Hydroxyapatite nanoparticles synthesized via reverse microemulsions and their adsorption/desorption properties with enrofloxacin

Abstract

Calcium phosphates are regularly used in biomedical materials, such as bone cement, bone replacement material and drug carriers, as they are the major inorganic constituents of human hard tissue. Different pH conditions were tested to obtain calcium phosphate materials. In acidic conditions, the brushite or monetite phases with bulk structures were synthesized even while keeping a constant Ca/P ratio of 1.67; by contrast, at alkaline conditions, the hydroxyapatite phase was found to exhibit a needle-like shape. An annealing process on the hydroxyapatite phase generated nanoparticles featuring improved crystallinity and a quasi-spherical shape.

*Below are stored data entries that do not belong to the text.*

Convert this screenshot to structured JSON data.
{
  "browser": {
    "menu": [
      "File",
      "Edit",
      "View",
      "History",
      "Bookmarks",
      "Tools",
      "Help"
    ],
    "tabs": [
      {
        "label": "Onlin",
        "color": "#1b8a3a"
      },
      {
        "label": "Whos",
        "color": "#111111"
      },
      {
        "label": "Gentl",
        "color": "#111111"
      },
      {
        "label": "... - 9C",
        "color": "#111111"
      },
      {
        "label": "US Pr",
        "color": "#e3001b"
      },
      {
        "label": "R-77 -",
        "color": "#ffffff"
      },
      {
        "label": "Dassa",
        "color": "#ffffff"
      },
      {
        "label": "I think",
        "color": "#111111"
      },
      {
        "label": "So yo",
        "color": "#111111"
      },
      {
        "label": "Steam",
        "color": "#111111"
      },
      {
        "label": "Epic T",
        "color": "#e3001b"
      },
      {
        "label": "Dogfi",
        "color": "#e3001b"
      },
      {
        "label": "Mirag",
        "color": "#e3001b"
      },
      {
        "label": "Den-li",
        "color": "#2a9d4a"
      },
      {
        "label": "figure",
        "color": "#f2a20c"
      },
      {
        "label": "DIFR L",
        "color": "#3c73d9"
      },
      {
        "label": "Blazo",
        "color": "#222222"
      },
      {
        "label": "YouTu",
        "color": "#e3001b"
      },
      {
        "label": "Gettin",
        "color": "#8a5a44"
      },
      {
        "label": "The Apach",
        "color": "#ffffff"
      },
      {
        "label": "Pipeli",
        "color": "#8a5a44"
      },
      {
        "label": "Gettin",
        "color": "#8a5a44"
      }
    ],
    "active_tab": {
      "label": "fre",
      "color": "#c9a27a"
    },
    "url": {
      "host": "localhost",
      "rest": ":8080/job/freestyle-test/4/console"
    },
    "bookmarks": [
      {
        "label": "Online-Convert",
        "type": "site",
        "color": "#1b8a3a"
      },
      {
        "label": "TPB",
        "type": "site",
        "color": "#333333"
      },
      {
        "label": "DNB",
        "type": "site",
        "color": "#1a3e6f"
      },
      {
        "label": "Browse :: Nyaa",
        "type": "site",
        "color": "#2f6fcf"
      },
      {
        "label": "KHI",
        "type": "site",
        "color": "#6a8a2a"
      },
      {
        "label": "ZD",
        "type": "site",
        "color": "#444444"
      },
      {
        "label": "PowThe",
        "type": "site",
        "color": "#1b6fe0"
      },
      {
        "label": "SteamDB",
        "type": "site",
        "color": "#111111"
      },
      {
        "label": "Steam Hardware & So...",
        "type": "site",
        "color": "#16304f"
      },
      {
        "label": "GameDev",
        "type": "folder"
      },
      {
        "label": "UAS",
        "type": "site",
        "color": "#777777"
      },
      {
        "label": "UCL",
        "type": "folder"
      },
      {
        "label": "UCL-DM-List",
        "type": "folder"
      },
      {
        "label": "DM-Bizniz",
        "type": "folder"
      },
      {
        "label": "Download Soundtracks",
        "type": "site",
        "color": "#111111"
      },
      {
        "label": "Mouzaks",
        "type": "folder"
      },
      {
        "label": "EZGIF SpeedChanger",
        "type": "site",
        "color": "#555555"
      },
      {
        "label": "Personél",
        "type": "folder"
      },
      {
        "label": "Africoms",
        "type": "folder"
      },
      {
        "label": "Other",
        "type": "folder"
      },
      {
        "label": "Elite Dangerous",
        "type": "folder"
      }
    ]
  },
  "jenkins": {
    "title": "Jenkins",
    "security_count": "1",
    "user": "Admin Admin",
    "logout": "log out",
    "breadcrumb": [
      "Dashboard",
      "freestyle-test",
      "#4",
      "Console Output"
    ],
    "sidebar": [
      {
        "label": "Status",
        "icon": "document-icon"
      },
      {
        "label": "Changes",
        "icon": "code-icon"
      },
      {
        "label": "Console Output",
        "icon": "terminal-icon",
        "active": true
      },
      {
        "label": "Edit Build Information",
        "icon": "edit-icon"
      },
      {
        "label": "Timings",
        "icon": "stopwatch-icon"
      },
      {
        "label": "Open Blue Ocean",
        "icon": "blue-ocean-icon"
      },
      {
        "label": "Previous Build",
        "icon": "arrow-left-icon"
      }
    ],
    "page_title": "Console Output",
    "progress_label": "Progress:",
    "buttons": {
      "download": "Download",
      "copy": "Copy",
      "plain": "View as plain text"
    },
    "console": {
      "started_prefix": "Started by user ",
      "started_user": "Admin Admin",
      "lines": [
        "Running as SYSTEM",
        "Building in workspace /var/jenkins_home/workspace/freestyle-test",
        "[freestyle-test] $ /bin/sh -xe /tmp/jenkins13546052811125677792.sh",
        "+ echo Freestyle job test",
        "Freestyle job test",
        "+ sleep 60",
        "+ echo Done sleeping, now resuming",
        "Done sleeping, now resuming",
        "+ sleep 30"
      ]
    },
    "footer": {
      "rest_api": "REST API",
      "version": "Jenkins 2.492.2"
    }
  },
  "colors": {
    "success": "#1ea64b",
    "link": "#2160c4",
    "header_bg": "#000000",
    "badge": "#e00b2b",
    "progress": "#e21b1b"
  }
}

The results showed that the pH bears a direct effect on the resulting calcium phosphate phase, and only in alkaline conditions it was possible to reach the hydroxyapatite phase; also, the Ca/P ratio in the starting reagents plays an important role in the morphology of the final product. An analysis of the efficiencies of adsorption and desorption of the antibiotic enrofloxacin was carried out on the quasi-spherical hydroxyapatite nanoparticles. It was demonstrated that these nanoparticles could be loaded with 92% of the enrofloxacin in solution and they can also deliver 74% of the antibiotic during the first 12 h, which could prove useful if these nanoparticles are used as coatings for dental or orthopedic implants.